Your ability to make a living is your most valuable asset. Without being able to earn a paycheck, most people will quickly run out of funds and be destitute, particularly considering their financial obligations like a mortgage and expenses for their kids.
Whatever your career, having a source of income if you suffer a debilitating work event – or an illness or injury that is non-work related but keeps you from earning – can be the difference between staying in your home or losing it altogether.
Why you need disability insurance
Disability insurance pays a portion of your income in exactly those types of scenarios.
While you may not think that you will at any time be missing months or years of work because of an injury or illness, especially if you’re young and healthy, things can change in a heartbeat. Consider that 25% of 20-year-olds today will experience disability for 90 days or more before they reach 67, according to the Social Security Administration.
Types of disability coverage
There are two main types of disability insurance – short-term and long-term coverage. If you are disabled, both policies will replace a portion of your monthly salary. In addition, some long-term policies come with extra benefits like job retraining so that you can re-enter the workforce if you are no longer able to perform your old job.
Policies will often pay out benefits depending on how they define “disabled,” and coverages engage in various circumstances:
- Some will pay only if you cannot work at all.
- Some will only pay out benefits if you can’t work in any job that you are qualified for.
- Some will pay if you can’t perform a job in your current occupation.
- Some will even cover partial disabilities and will pay a portion of benefits if you are able to work part-time or in light duty with lower pay.
Short-term policies:
- Replace 60% to 70% of base salary
- Length of payments varies for a few months up to one year.

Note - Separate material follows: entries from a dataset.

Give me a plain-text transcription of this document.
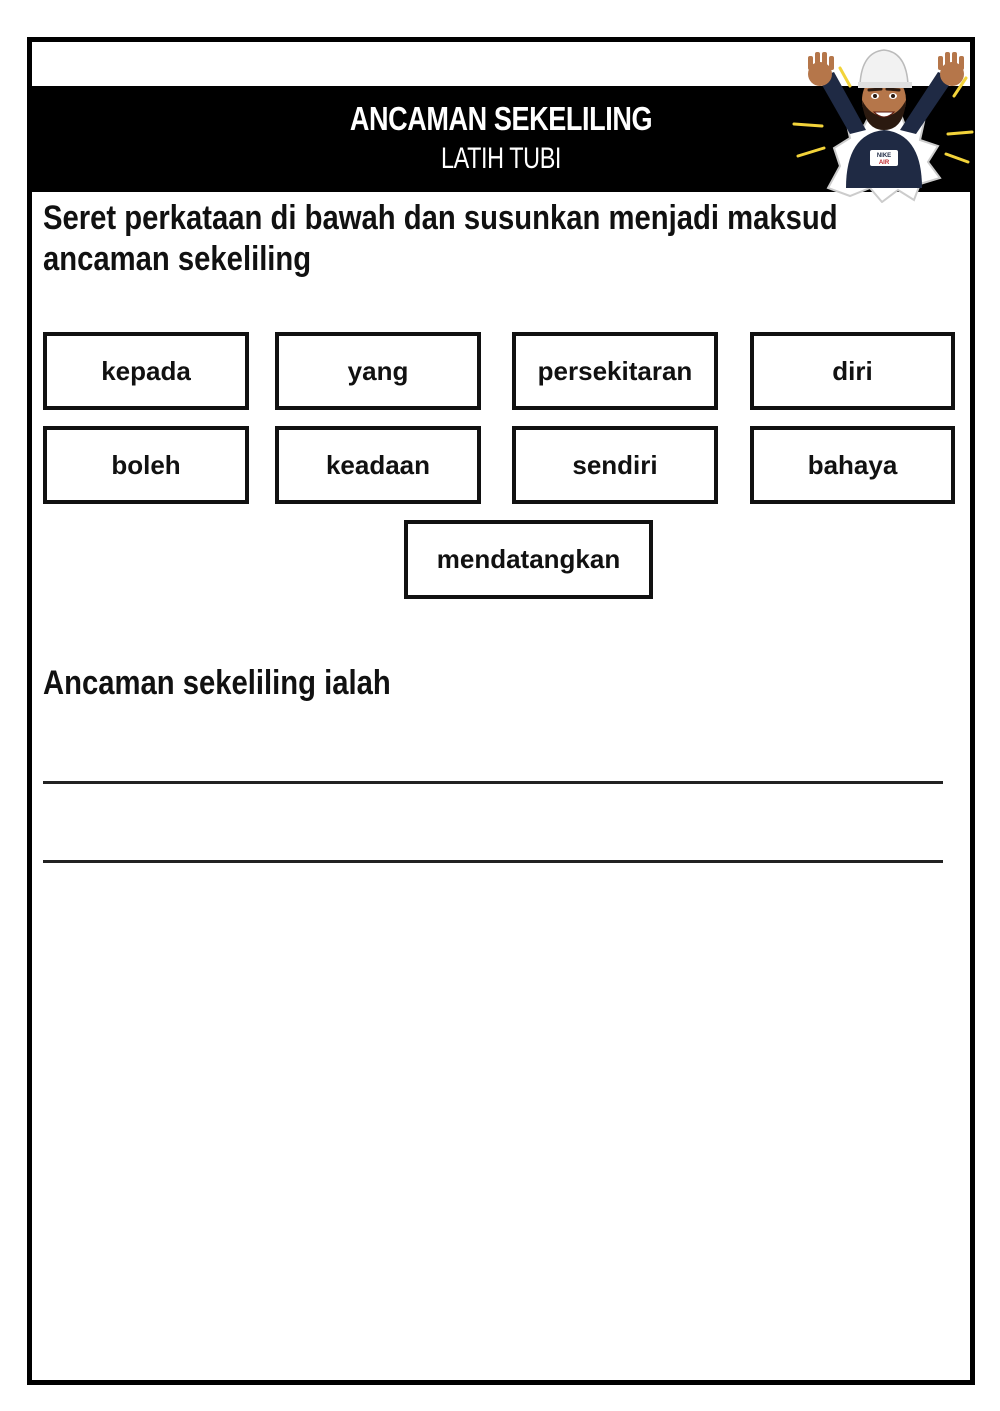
ANCAMAN SEKELILING
LATIH TUBI	NIKE
AIR
Seret perkataan di bawah dan susunkan menjadi maksud
ancaman sekeliling
kepada	yang	persekitaran	diri
boleh	keadaan	sendiri	bahaya
mendatangkan
Ancaman sekeliling ialah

- Usually have a waiting period of about two weeks between the time you become disabled and when you receive your first benefits.
Long-term policies:
- Replace 40% to 60% of base salary.
- Will pay benefits until the disability ends or a set number of years after the policyholder retires.
- Usually have a waiting period of 90 days from the time of disability until the first benefit is paid.
Buying your own disability policy
Many employers will offer voluntary disability insurance, but often policies may not be sufficient to cover you if you are disabled as they are typically capped at a certain percentage of your salary. In that case, you may want to supplement the coverage if your salary is much greater than the maximum benefit.
We can work with you to determine the amount of disability coverage you would need if you also have access to a voluntary plan through your employer. Just remember that the maximum amount of salary that you would be able to replace through your policies is 75% from all of the policies combined.
The benefits of a personal disability policy are:
- You can customize coverage with additional coverages like job retraining and cost-of-living adjustments each year.
- The policy stays with you if you change jobs, and for as long as you keep up the premiums.
- Benefits paid are not taxed, unlike a policy that your employer may pay for.
- Costs
Premiums for a long-term disability policy usually range from 1% to 3% of your annual income.
Factors that can affect the premium include:
- Your age.
- Your health.
- Your gender (women pay more than men).
- Smoking.
- Your job (high-risk jobs mean higher premiums).
- Policy definition of “disability.” The narrower the definition, the lower the premium (see above).
- Length of waiting period for when the insurer starts paying benefits.
- Your income.
- Length of time that benefits are paid.
- Additional features like job retraining, cost-of-living adjustments.